5. 📧 Compare Against Competitor Benchmarks
Industry averages are useful, but direct competitor intelligence is gold. If you have access to competitor email data (via tools like Mailcharts or manual monitoring), provide examples: "My competitor's welcome email has 45% open rate vs. my 32%. They use: [describe their approach]. What are they doing right that I'm missing?" AI will reverse-engineer best practices: "Competitor uses curiosity-driven subject line with no discount mention, while you lead with '20% off' — they're attracting higher-intent subscribers. Recommendation: Test non-discount value prop in subject line to attract engaged vs. bargain-hunting subscribers." This competitive benchmarking turns external data into internal strategy.

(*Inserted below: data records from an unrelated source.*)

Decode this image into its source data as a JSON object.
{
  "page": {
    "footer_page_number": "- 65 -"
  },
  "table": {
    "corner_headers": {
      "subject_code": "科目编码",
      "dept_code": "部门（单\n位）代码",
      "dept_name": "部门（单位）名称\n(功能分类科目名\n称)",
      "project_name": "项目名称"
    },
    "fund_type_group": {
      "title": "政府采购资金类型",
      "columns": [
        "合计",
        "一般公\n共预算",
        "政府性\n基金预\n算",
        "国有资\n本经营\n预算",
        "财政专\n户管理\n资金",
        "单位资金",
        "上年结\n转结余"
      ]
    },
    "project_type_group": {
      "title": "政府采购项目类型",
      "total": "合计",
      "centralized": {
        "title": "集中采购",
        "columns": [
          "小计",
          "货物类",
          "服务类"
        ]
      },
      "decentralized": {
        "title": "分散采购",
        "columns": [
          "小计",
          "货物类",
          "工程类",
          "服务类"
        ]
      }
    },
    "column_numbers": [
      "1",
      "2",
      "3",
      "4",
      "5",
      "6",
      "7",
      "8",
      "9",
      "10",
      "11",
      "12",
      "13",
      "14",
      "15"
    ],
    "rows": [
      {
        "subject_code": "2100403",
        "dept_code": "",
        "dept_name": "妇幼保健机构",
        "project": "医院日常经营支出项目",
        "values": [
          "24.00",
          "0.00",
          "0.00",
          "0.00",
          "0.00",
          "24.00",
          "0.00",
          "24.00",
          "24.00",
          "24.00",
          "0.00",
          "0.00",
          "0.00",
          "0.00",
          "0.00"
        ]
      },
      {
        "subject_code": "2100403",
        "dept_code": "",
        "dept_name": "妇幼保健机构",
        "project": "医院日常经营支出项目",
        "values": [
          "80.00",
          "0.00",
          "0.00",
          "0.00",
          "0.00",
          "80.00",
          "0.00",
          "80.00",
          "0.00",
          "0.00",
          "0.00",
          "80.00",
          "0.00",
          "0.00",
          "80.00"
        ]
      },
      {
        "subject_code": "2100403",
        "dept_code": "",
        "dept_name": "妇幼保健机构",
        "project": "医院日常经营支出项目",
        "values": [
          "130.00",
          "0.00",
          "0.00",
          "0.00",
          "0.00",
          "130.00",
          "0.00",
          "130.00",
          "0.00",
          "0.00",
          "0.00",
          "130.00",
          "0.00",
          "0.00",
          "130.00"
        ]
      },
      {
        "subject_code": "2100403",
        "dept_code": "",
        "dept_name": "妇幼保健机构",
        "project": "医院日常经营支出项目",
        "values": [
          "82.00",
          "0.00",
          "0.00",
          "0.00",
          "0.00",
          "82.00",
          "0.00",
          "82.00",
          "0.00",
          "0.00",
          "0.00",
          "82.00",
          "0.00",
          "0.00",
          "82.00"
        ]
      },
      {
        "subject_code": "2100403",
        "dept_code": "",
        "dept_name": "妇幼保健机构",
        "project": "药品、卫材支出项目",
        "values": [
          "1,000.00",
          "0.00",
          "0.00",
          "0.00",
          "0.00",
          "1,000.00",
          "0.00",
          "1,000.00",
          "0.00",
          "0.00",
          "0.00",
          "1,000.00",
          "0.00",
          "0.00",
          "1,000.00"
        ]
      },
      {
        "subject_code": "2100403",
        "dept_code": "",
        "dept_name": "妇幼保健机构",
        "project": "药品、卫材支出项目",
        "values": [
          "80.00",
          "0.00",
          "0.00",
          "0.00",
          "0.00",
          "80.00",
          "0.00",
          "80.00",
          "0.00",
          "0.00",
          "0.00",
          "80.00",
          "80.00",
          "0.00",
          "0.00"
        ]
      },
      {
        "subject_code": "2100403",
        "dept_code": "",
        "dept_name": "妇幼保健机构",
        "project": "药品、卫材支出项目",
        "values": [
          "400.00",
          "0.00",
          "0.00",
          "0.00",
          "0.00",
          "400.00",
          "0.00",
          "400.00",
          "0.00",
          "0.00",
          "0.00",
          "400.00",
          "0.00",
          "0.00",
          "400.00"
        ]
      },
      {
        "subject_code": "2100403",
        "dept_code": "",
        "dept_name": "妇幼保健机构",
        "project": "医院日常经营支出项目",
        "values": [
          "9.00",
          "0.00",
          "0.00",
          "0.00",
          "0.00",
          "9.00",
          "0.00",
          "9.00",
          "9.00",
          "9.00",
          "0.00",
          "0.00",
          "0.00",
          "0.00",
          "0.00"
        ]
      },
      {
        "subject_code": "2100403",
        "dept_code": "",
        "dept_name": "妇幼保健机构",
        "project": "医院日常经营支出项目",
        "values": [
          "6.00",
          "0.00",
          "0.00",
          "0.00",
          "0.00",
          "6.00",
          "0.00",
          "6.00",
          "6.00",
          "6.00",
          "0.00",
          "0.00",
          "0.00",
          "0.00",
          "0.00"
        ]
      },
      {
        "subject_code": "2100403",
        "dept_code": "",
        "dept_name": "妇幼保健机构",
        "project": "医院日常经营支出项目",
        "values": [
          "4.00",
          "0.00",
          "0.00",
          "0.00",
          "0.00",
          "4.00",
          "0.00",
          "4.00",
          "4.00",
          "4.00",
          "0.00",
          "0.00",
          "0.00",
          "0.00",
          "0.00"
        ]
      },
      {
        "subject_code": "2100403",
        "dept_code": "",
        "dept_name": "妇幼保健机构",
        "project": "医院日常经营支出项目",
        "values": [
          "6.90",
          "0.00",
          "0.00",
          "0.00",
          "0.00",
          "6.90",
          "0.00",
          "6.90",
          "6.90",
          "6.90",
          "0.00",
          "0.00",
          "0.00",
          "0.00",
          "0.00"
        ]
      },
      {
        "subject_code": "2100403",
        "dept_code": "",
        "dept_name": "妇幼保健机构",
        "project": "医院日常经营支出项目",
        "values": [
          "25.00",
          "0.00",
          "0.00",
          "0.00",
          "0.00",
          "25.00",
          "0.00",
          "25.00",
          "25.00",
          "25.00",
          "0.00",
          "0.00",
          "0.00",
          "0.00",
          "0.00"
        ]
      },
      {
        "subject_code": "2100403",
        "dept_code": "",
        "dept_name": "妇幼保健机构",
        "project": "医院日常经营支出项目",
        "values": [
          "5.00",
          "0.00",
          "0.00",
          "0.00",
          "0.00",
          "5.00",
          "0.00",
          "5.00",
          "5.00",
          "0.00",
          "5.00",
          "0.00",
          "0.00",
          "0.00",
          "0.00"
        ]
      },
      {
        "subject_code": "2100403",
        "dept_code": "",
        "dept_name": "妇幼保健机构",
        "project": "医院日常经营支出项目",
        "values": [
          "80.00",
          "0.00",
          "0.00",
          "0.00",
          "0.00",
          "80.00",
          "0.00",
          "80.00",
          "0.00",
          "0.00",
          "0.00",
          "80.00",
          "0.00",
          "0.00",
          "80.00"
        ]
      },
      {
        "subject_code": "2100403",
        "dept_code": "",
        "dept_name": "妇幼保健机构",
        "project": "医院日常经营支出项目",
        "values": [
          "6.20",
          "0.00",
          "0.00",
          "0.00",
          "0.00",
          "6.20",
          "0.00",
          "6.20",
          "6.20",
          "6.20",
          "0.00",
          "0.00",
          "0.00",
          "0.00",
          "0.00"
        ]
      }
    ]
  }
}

6. 🚀 Build a 12-Month Email Growth Forecast
After optimization recommendations, request a forward-looking projection: "Assume I implement all immediate and short-term improvements. Model the expected performance trajectory for the next 12 months. Provide monthly projections for: Subscriber list size (accounting for growth and churn), Average open rate, Average CTOR, Conversion rate, Monthly email revenue, Key assumptions and risk factors." This transforms reactive analysis into proactive planning. You'll get: "Month 1: Implement desktop redesign → CTOR 12.8% → 16.2%. Month 2: Add behavioral segmentation → Conversion rate 2.7% → 3.4%. Month 6: Cumulative effect → Monthly email revenue from $360K → $520K (+44%). Risk: Assumes 15% list growth; if growth is 5%, revenue projection drops to $430K." Now you have a roadmap with accountability metrics.
✅ Quality Checklist
Before submitting to your team, verify your AI-generated report includes:
- ✅ Executive summary with clear performance verdict and top 3 action items
- ✅ Deliverability health score with bounce/spam rate context
- ✅ CTOR analysis (not just CTR) with engagement depth interpretation
- ✅ Revenue attribution with RPE, AOV, and ROI calculations
- ✅ Segment-level insights (not just aggregate averages)
- ✅ Device performance breakdown with mobile vs. desktop optimization gaps
- ✅ Competitive/benchmark context (industry standards + your historical baseline)
- ✅ Prioritized action plan in three tiers (immediate/short-term/long-term)
- ✅ Specific next steps (not generic advice like "improve subject lines")
- ✅ Success metrics defined for the next campaign
Red flags that indicate you need to refine your inputs:
- 🚩 Report says "good performance" without data-backed justification
- 🚩 Recommendations are generic ("test more," "segment better") without specific tactics
- 🚩 No mention of CTOR or deliverability health (critical diagnostic metrics)
- 🚩 Revenue discussed without RPE, AOV, or profitability context
- 🚩 No comparison to benchmarks or historical performance (context-free analysis)
- 🚩 Action plan lacks prioritization or implementation timeline
If you see these red flags, add more granular data (segment breakdowns, historical trends, campaign creative descriptions) and request deeper analysis with the Human-in-the-Loop refinements above.